Interpretation:An AUC score of 0.97 indicates that the logistic regression model has a high level of accuracy in predicting between customers who are likely to purchase the tire and those who are not.
new_data_1 <- data.frame(Wet = 8, Noise = 8)
prob_1 <- predict(logit_model, newdata = new_data_1, type = "response")
prob_1_percentage <- round(prob_1 * 100, 2)
print(paste("Probability (Wet=8, Noise=8):", prob_1_percentage))
## [1] "Probability (Wet=8, Noise=8): 88.37"
new_data_2 <- data.frame(Wet = 7, Noise = 7)
prob_2 <- predict(logit_model, newdata = new_data_2, type = "response")
prob_2_percentage <- round(prob_2 * 100, 2)
print(paste("Probability (Wet=7, Noise=7):", prob_2_percentage))

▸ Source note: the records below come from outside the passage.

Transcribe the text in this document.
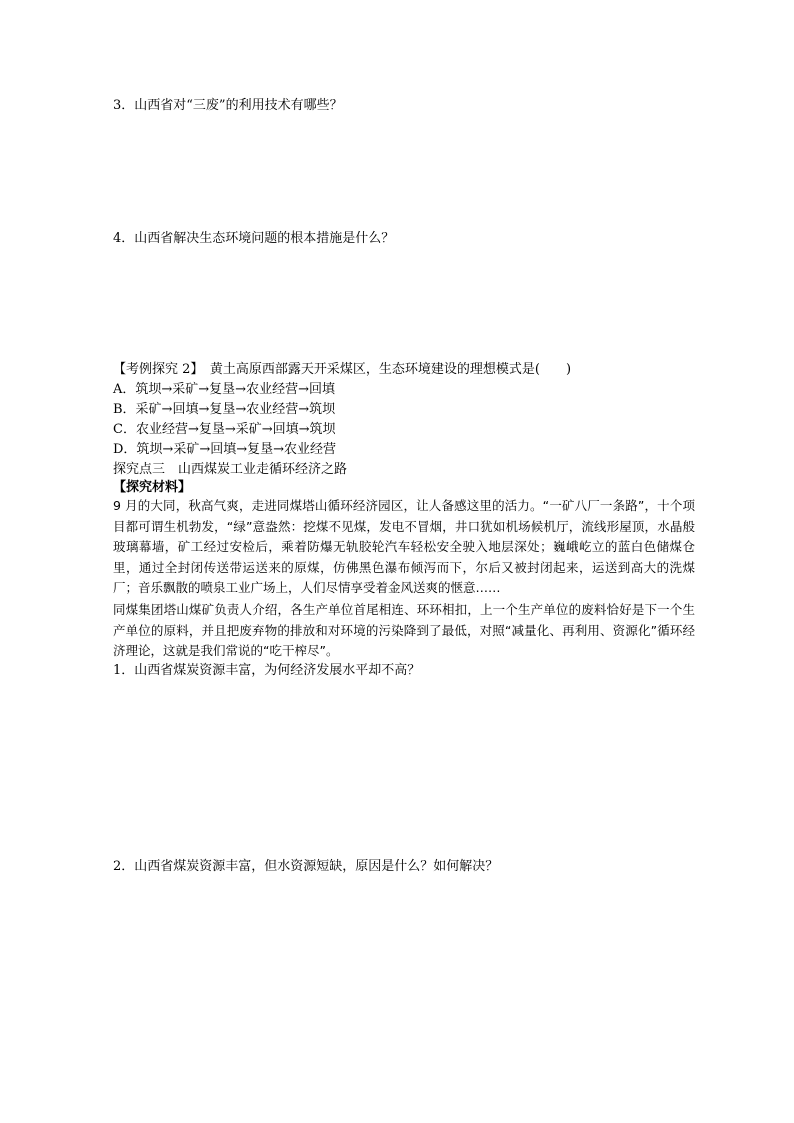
3．山西省对“三废”的利用技术有哪些？
4．山西省解决生态环境问题的根本措施是什么？
【考例探究 2】　黄土高原西部露天开采煤区，生态环境建设的理想模式是(　　)
A．筑坝→采矿→复垦→农业经营→回填
B．采矿→回填→复垦→农业经营→筑坝
C．农业经营→复垦→采矿→回填→筑坝
D．筑坝→采矿→回填→复垦→农业经营
探究点三　山西煤炭工业走循环经济之路
【探究材料】
9 月的大同，秋高气爽，走进同煤塔山循环经济园区，让人备感这里的活力。“一矿八厂一条路”，十个项目都可谓生机勃发，“绿”意盎然：挖煤不见煤，发电不冒烟，井口犹如机场候机厅，流线形屋顶，水晶般玻璃幕墙，矿工经过安检后，乘着防爆无轨胶轮汽车轻松安全驶入地层深处；巍峨屹立的蓝白色储煤仓里，通过全封闭传送带运送来的原煤，仿佛黑色瀑布倾泻而下，尔后又被封闭起来，运送到高大的洗煤厂；音乐飘散的喷泉工业广场上，人们尽情享受着金风送爽的惬意……
同煤集团塔山煤矿负责人介绍，各生产单位首尾相连、环环相扣，上一个生产单位的废料恰好是下一个生产单位的原料，并且把废弃物的排放和对环境的污染降到了最低，对照“减量化、再利用、资源化”循环经济理论，这就是我们常说的“吃干榨尽”。
1．山西省煤炭资源丰富，为何经济发展水平却不高？
2．山西省煤炭资源丰富，但水资源短缺，原因是什么？如何解决？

## [1] "Probability (Wet=7, Noise=7): 4.06"
Interpretation:
(1) There is an 88.37% chance that a customer will purchase the tire if it has a Wet performance rating of 8 and a Noise performance rating of 8.
(2) There is a 4.06% chance that a customer will purchase the tire if it has a Wet performance rating of 7 and a Noise performance rating of 7.